À la situation humanitaire catastrophique s'ajoute la destruction partielle des infrastructures palestiniennes. Ainsi, 22% des exploitations agricoles du nord Gaza ont été rasés par les forces israéliennes, et 70% de la flotte de pêche a été détruite. Plus de 60% des maisons palestiniennes ont été endommagées, ce qui affecte directement la possibilité de pouvoir cuisiner et se nourrir.

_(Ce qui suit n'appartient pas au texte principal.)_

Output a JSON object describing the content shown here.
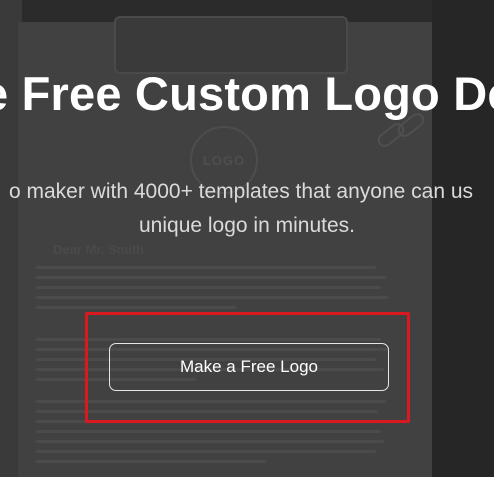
{
  "hero": {
    "headline": "e Free Custom Logo De",
    "subline_1": "o maker with 4000+ templates that anyone can us",
    "subline_2": "unique logo in minutes.",
    "cta_label": "Make a Free Logo",
    "highlight_color": "#d8191f"
  },
  "background": {
    "stamp_text": "LOGO",
    "letter_greeting": "Dear Mr. Smith"
  }
}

Missions de MSF et de l’OMS
Médecins sans frontières (MSF), dans un communiqué du 19 janvier dernier, établit que dans "toute la moitié nord de Gaza, les hôpitaux ne sont quasiment ou plus du tout fonctionnels. Dans la partie sud de Gaza, au 11 janvier 2023, il restait neuf structures de santé fonctionnelles, dont deux importants hôpitaux généralistes, situés à Khan Younis, une ville particulièrement touchée par les bombardements et les combats terrestres : l'hôpital Nasser dans le centre et l’hôpital européen de Gaza, un peu plus excentré". Malgré tout, MSF poursuit ses activités à l'hôpital indonésien, en ouvrant une "clinique de soins de traumatologie et de prise en charge des victimes de brûlures". Les patients pris en charge dans la grande majorité des cas "ont été victimes d'un bombardement, de l'effondrement d'un immeuble ou du souffle de l'explosion". L'Organisation mondiale de la santé organise également des missions à haut risque, comme en témoigne un communiqué du 24 janvier : "L’OMS et ses partenaires ont mené lundi une nouvelle mission à haut risque pour réapprovisionner en carburant l’hôpital Al-Shifa, au nord de Gaza, où des centaines de milliers de personnes sont toujours privées d’aide. À l’hôpital Al-Shifa, la mission a constaté que le fonctionnement de la structure s’était amélioré depuis sa dernière visite il y a dix jours. Une forte diminution du nombre de personnes déplacées, qui est passé de 40 000 à 10 000, a été observée." L'OMS a également constaté que 7 des 24 hôpitaux que compte le nord de Gaza restent ouverts, et 7 des 12 hôpitaux du sud de Gaza accueillent encore des patients. "L’OMS est vivement préoccupée par les informations faisant état d’incursions militaires à l’hôpital Al-Kheir, un petit établissement d’une trentaine de lits géré par une ONG, et de la détention de plusieurs de ses soignants. Aucune communication avec l’hôpital n’est plus possible", ajoute l'organisation.
L’appel de la SFSF
Dans ce contexte dramatique, la société française de santé publique (SFSP), dérogeant à son champ d'action stricto sensu, a lancé un appel pour "libérer sans condition tous les otages détenus à Gaza depuis le 7 octobre ; protéger les populations civiles de l’impact des opérations militaires ; protéger les structures et professionnels de santé ainsi que les acteurs humanitaires ; permettre l'acheminement des secours à la hauteur des besoins des populations."